Now let me say that I don't fault the DM that ran the game. He is a fun person to game with, engaging and intelligent, and I have played with him a number of times. I also don't fault the players, as they were really just playing 4e as designed, with cherry-picked magic items and optimized characters that are honestly encouraged by the rules as written. I can't really blame someone for playing the game the way it was designed to be played.
The adventure was typical LFR fare: a bit of roleplay at the beginning, then a three encounter combat slog, like something from the "Dungeon Delve" book. The first encounter was basically a joke; the monsters stood no chance against us. Almost immediately, the flow of combat degenerated into a string of soulless reactions and interrupts, moving at a snail's pace. An hour in and we were just going through the motions, as any monster with even a modicum of intelligence would have fled or surrendered by now. I was groaning to myself, hurrying through my turns, disengaged, checking to see what the wife was watching on TV.
The second encounter was another big set-piece deal, with some creatures that would basically rise again after you killed them. After the first round of combat (another 40 minute-plus slog of reactions and interrupts and synergistic charop approved item powers) we realized this. The party began to make its way to a door on the other side of the room to escape. This took another hour or so. As my character stood there in the center of the room, soaking up damage, I had a breakthrough. I was in trouble, no doubt, but I could have escaped by using a combo of my second wind, a heal spell, and another round of *shudder* combat. Yet I knew this would take at least another 30 minutes, likely much longer. We were already hours into this grueling thing. I couldn't take it anymore. I told them to just go ahead and run and let my PC die. I gave a half-hearted attempt at roleplaying it. "I'll hold them off! Get out of here!" I thanked the DM and wished everyone well and dropped out. You know a game is bad when you really WANT to die...when character death is a blessing, like cool water to a dry mouth.
I had to reflect a little bit after the game. I mean, I run a site that is mostly dedicated to 4e. I own every book. I have defended it hundreds and hundreds of times. Hell, I put out a 4e zine! Was it possible that I had been kidding myself all of this time? After all, I have houseruled every part of the game, from items, to combat and monsters, to traps, to diseases, to skill challenges, to rituals, and on and on. Is it possible that I actually hate 4e?
The answer is yes. I loathe it. I despise it. But, that isn't the only question. The other question is, "Is 4e worth saving?" And I think it is. Underneath the garbage, 4e has a lot of wonderful potential. Lots of creative and fun character options. A simple skill system that can get out of the way if you let it. Easily hackable design. Clear, understandable rules. There is good in the game, enough good that, perhaps against all logic and reason, I press on trying to perfect it.

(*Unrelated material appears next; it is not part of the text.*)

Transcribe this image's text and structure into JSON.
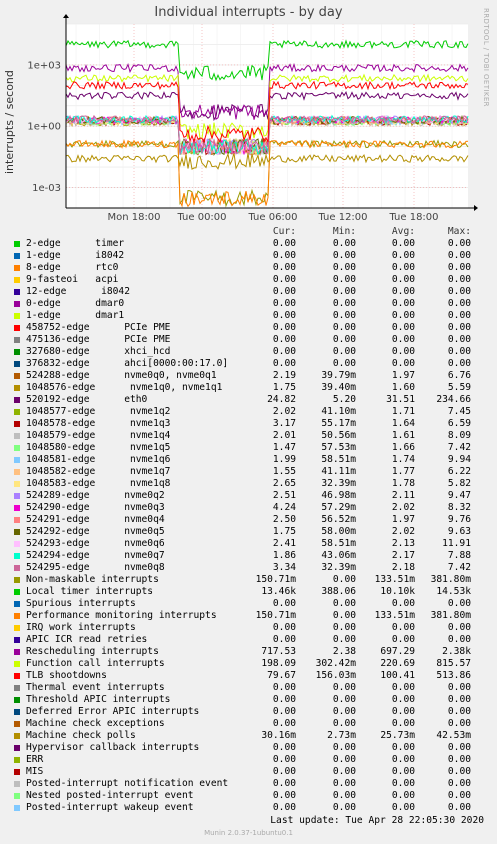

Now, I want to say that if you like things about the game that I don't, that is fine and dandy. I am not trying to convince anyone that my way is best. I just wanted to share what I had gone through recently as a way of getting it off of my chest. I don't want this post to end on a negative note; rather, I encourage everyone out there to make the games you play your own. Be honest with yourself about what you like and dislike, and adjust accordingly. I realize now that playing in casual, traditional 4e games is really not something I enjoy. On the other hand, I love tinkering with the game and running it as something wholly different from what was apparently originally intended.
So, enlightenment came through suffering. Isn't that like a Zen koan or something?